Farming families are obsessed with the weather, but for those of us who have glasshouses and poly tunnels, storms are our enemy. I’ve been tracking the approach of Storm Eunice on the Met Office app and checking the neighbourhood WhatsApp group for news of disasters. Aesop wrote a story about a dispute between, the Sun or the Wind – who was stronger? The Sun won. I dispute that result. I’ve seen what the wind can do.
Ten years ago, I wrote this post.
Wind is the weather that frightens me most. I have cowered in a caravan while wind has rocked it like a demented mother. I have stood paralysed while a tornado blackened the sky and ripped its dark path though one greenhouse after another. I have held my breath in the after calm, shocked by the devastation, fearful of its return and grateful that things were not much, much worse.
Yesterday the sky blackened once more.
Beloved, knew it was coming. Winds had been forecast , and were already high, but he’d also had a phone call from Father-in-Law, who lives a couple of hours away, warning us a line squall had passed over his place and was heading our way.
I was working on the end-of-year report when it hit. My computer switched off. The power was out. In a heartbeat, the gusting wind outside changed to a tearing, rain-lashed storm force 10. Fence panels and gas canisters blew past my office window. My first thought was for the children.
Safe at school. Solid, brick-built, sturdy school.

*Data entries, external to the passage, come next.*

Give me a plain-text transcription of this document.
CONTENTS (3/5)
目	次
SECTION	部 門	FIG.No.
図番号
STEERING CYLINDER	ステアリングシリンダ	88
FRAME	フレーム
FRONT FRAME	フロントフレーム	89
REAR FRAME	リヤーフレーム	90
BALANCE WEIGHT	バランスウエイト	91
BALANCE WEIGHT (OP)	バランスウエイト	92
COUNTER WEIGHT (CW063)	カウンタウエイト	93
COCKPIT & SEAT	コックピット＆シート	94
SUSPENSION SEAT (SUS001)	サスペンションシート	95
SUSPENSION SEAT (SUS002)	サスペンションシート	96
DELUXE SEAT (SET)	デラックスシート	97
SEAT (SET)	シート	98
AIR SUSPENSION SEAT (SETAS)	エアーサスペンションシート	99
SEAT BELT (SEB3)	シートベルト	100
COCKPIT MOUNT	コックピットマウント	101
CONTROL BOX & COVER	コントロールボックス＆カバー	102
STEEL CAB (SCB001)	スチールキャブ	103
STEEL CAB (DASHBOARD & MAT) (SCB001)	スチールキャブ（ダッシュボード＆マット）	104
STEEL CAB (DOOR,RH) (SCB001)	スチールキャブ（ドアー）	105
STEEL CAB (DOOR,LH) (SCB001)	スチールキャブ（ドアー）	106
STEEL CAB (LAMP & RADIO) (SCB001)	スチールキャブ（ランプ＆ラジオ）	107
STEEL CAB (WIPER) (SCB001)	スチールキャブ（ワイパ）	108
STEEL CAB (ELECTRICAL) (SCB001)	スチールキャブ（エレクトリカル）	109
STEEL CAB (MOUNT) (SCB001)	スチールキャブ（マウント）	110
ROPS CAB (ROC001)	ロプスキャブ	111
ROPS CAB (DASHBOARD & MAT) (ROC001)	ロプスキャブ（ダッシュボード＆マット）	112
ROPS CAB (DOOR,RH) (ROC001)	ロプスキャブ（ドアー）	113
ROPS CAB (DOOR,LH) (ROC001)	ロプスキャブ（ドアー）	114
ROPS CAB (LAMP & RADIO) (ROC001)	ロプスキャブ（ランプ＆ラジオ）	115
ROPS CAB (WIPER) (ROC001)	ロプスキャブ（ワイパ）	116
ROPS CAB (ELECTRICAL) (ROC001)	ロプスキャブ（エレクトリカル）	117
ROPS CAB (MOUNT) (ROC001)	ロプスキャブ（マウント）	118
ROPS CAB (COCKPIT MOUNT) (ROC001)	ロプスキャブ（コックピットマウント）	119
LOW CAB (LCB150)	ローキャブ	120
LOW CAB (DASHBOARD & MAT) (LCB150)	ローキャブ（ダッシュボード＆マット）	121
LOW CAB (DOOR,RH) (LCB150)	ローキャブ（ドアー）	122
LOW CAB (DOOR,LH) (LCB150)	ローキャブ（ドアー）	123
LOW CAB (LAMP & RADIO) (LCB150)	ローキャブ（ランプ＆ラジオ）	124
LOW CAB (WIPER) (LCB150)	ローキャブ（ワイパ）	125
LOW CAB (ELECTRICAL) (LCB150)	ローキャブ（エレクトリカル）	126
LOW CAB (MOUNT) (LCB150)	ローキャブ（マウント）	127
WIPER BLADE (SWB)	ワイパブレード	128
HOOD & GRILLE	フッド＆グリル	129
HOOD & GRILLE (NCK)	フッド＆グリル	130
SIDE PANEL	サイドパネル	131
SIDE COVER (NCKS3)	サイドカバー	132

But where was Beloved? I threw my coat on and battled outside. The rain was tidal, lashing in horizontal waves, the wind threatened to tip me over. I struggled to keep hold of the farm office door but he was there, and safe.
‘I’m scared.’ I said.
‘I know.’ He said.
We clambered through the fallen trees that blocked the track and pushed through the rain to check the greenhouse. Some of the guttering had been torn free but it hadn’t smashed into the glass. I ran on, turned the corner expecting to see upturned caravans, the farm camp looked intact. All seemed okay until we saw the tunnels on the back field. Plastic flapped like the wing of some huge, distressed bird. Metal was buckled and flattened. The wind billowed under remaining covers, sheering rope and threatening more damage. Beloved ran to the rope store. As rain washed our faces and wind tugged tearing rope burns into our hands, we lashed down the plastic and saved at least some of the metalwork.


The wind eased, the sky cleared.
We headed out to the road. Trees blocked it in both directions. So much devastation in such a short time.
‘I’ll get the chainsaw.’ Said Beloved.



Stay safe people, see you on the other side. I hope.